Konvertiten können aber auch negative Gefühle hervorrufen - das
Gefühl, bedroht und überschwemmt zu werden oder der Situation nicht gewachsen zu
sein, weil viele Konvertiten und Konvertierende durch das Lernen über mehr
Wissen verfügen als richtige Juden. Es gibt Ängste über zu viele Fremde,
über Menschen, die unsere Familie und unsere Geschichte nicht kennen;
rassistische Ängste über zu viele Neue, die unser jüdisches Blut verwässern.
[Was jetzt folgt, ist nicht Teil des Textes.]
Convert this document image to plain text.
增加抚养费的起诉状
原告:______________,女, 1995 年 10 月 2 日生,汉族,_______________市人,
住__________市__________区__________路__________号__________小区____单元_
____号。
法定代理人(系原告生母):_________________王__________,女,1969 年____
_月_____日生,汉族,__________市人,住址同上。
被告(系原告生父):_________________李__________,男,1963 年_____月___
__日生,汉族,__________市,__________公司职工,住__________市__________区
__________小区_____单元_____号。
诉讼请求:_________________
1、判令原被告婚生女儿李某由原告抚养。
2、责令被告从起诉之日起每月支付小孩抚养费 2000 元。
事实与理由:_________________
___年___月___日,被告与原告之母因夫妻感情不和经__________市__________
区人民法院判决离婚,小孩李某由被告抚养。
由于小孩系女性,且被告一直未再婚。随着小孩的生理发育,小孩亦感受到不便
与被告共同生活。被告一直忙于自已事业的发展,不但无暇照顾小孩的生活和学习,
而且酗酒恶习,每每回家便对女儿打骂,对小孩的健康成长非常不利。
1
Oft ist es schwierig, eine Harmonie zwischen den starken
Gefühlen der zwei beteiligten Gruppen herzustellen. Darum ist Konversion viel
mehr als nur Lernen. Es geht um Integration, gegenseitiges Verstehen und die
Einbeziehung aller positiven und negativen Gefühle auf beiden Seiten, die
mit einer derart komplexen inneren Veränderung einhergehen.
Jacqueline C.
Rothschild-Frankenhuis, geboren in den Niederlanden, lebt heute in Berlin. Sie
unterrichtet Kandidatinnen und Kandidaten für den Giur [Übertritt zum Judentum].